2. Student loan bubble. People are easily enticed into taking the bait when offered unlimited funds to pursue education. This applies to those who are not qualified to attend college at all. (Think about the housing bubble for just a moment). As tuition continues to rise, many more students who enroll will figure out that they have been duped long before they graduate. The universities have lied to them during recruitment. Departments in the social sciences and other disciplines have betrayed them by exaggerating the pay scale and availability of jobs they could likely expect upon graduation. These realizations will result in a massive upswing in the dropout rate over the next few years. These dropouts are many times more likely to default on their college loans than students who graduate.
When the whole college loan industry collapses, people will actually have to pay for school as they go. That will result in many empty seats in many college classrooms. Universities will have to make up the difference by turning to alumni donors.
3. Declining donations. Consider the following scenario: just two weeks ago, a fraternity of 80 men was ejected from a public university campus. They were investigated for hazing but then exonerated. They were also investigated for an alcohol violation that was so minor that police declined to arrest anyone. They were found to be guilty of only one offense, which was dubbed "failure to cooperate with the investigation." This was another way of saying the university thought but could not prove they were guilty because they refused to confess. At the end of the day, the 80-man fraternity was banned from campus for three years.
This real life incident will have two real life repercussions: a) the administrator who led the investigation will be promoted for expelling a politically incorrect fraternity (one of their flags has a Confederate symbol embedded within it). b) 80 future alumni will respond to the administrative overreach by refusing to donate for the rest of their adult lives.
This issue is serious. As the university administration has grown, it has assumed more control over the lives of students. In recent years, students have been prosecuted with increasing frequency for increasingly petty offenses with drastically decreasing respect for their due process rights. This includes petty prosecutions for speech code violations that amount to stripping students of the right to participate in the free exchange of ideas - the very reason many came to college in the first place. Is anyone foolish enough to believe this will have no effect on their willingness to donate?
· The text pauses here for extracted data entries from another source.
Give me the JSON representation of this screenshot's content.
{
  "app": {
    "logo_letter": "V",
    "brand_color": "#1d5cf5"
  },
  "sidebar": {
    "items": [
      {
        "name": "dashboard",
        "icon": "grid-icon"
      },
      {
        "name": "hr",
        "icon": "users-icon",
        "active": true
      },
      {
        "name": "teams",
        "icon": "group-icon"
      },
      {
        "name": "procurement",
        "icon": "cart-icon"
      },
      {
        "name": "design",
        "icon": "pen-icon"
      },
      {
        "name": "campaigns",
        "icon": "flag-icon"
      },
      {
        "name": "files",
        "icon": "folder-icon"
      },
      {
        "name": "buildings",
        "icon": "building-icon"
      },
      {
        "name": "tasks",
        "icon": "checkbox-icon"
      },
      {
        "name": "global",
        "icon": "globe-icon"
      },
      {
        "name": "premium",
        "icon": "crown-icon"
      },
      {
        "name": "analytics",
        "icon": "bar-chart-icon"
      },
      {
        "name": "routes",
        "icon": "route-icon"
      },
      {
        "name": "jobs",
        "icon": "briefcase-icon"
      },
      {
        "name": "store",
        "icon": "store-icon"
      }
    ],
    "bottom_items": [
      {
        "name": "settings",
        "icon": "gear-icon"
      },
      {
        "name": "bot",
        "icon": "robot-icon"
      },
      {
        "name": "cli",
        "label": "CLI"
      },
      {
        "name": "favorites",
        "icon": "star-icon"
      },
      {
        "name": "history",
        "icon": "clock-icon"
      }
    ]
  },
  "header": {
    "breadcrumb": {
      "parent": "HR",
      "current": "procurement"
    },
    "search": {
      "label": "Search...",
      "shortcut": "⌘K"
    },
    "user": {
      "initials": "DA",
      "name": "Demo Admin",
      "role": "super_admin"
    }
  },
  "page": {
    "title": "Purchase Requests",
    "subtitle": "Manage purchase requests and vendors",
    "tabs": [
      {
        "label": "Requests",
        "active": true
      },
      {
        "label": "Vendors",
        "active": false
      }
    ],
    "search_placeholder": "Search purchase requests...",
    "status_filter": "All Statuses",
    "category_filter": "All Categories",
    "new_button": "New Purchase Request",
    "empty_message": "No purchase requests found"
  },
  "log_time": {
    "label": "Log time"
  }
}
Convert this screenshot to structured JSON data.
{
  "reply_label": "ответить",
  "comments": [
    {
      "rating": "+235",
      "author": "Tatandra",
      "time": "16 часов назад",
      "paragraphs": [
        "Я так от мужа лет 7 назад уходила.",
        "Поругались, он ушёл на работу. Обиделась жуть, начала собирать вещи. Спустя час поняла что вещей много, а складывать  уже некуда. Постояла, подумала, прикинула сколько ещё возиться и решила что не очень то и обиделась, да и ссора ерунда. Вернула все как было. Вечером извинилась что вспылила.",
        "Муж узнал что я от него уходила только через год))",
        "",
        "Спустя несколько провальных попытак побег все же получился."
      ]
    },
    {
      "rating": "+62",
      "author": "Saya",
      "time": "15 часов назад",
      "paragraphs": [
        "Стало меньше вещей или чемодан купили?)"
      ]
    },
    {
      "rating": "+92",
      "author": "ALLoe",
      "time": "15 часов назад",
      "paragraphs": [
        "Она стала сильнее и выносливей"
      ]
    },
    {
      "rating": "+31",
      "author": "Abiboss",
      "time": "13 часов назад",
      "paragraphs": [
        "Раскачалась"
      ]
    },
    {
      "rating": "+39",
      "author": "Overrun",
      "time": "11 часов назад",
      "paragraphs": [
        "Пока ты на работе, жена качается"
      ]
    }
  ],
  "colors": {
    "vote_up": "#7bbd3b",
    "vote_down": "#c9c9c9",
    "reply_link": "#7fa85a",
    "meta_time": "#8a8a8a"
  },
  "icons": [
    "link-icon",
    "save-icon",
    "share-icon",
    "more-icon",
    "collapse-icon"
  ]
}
The army of administrators that grew in the 1990s as a result of generous federal funding and the explosion in student loans will soon have to beg in order to retain their positions. Alumni will wisely apply the norm of reciprocity by exercising their power over these overpaid and underworked administrators who once practiced authoritarianism on them. They will wisely withhold donations and instead focus on paying their entirely-too-high student loan payments.
For all of these reasons, the public universities will eventually go bankrupt. And that is good news for a nation that is going morally bankrupt in the shadow of the ivory tower. They had a good thing going but the party is close to being over. The hangover will soon begin.